Carolyn didn’t try to be discreet at all. Her head whipped around and she stared right back at the boy. He didn’t flinch one bit.
“Oh that’s just Bobby Ramirez,” Carolyn said with a sigh. “He’s been voted ‘Most Likely to Become a Serial Killer’ two years in a row. Avoid being caught in a dark place with him and you should be okay.”
Izzy couldn’t help but look back at Bobby Ramirez one more time. He probably wasn’t really looking at her. That would be too creepy. When she turned back, though, he
was
looking at her, his eyes intensely locked on hers, not turning away, not blinking. Izzy quickly looked away. Whatever feelings she was beginning to pick up from this boy she pushed away with a shudder. Bobby Ramirez scared her.

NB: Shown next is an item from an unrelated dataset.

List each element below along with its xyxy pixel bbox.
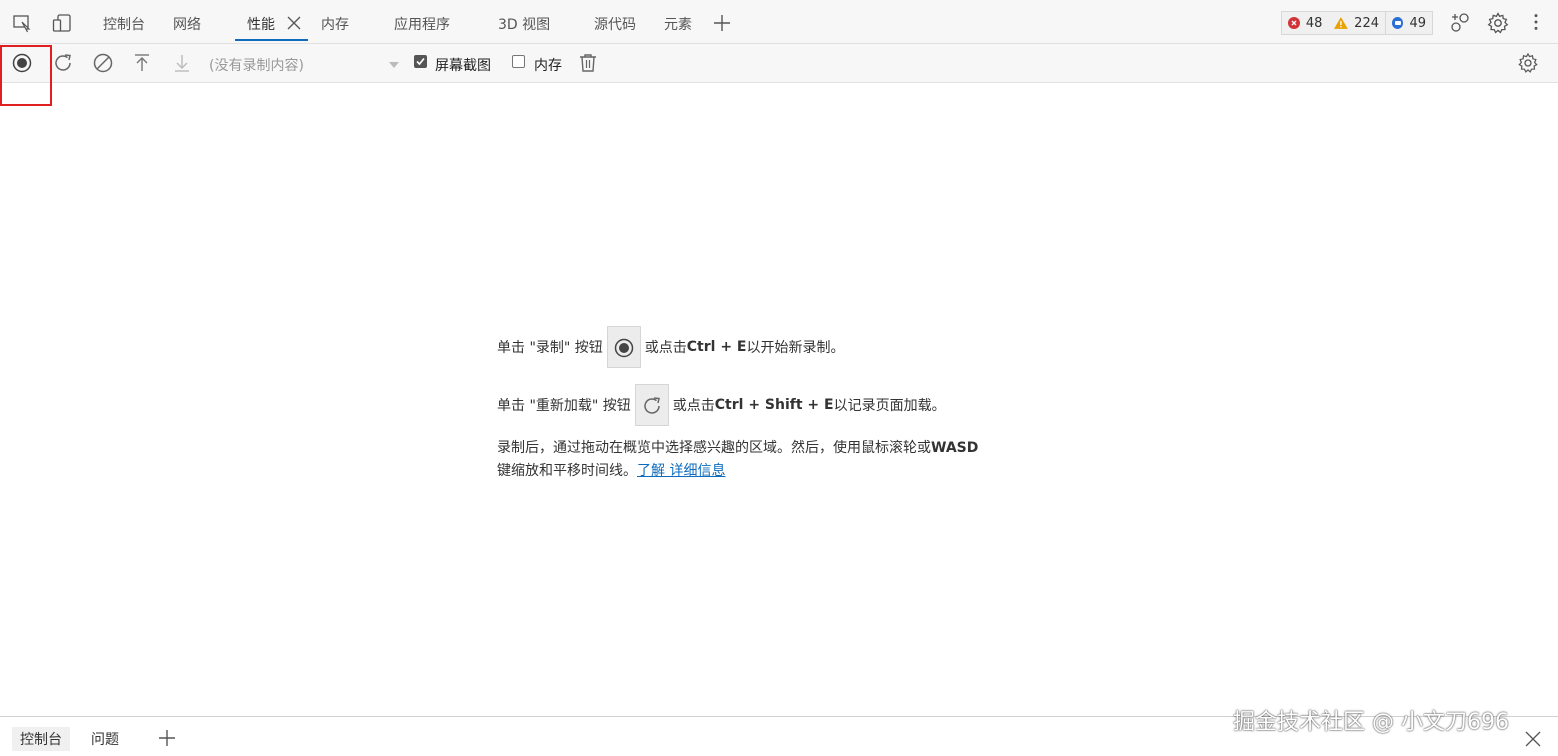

Lexham students rushed around the hallways between classes, visiting with friends, flirting, and joking around. Rom stood before his locker and organized his books and belongings in perfect rows and piles. He was given a locker on the top of two rows of lockers. It was a locker that should have been for a senior or at least someone taller. Rom struggled to reach the small shelf at the top of the locker where his red Etch-A-Sketch had been thoughtfully placed by Izzy that morning.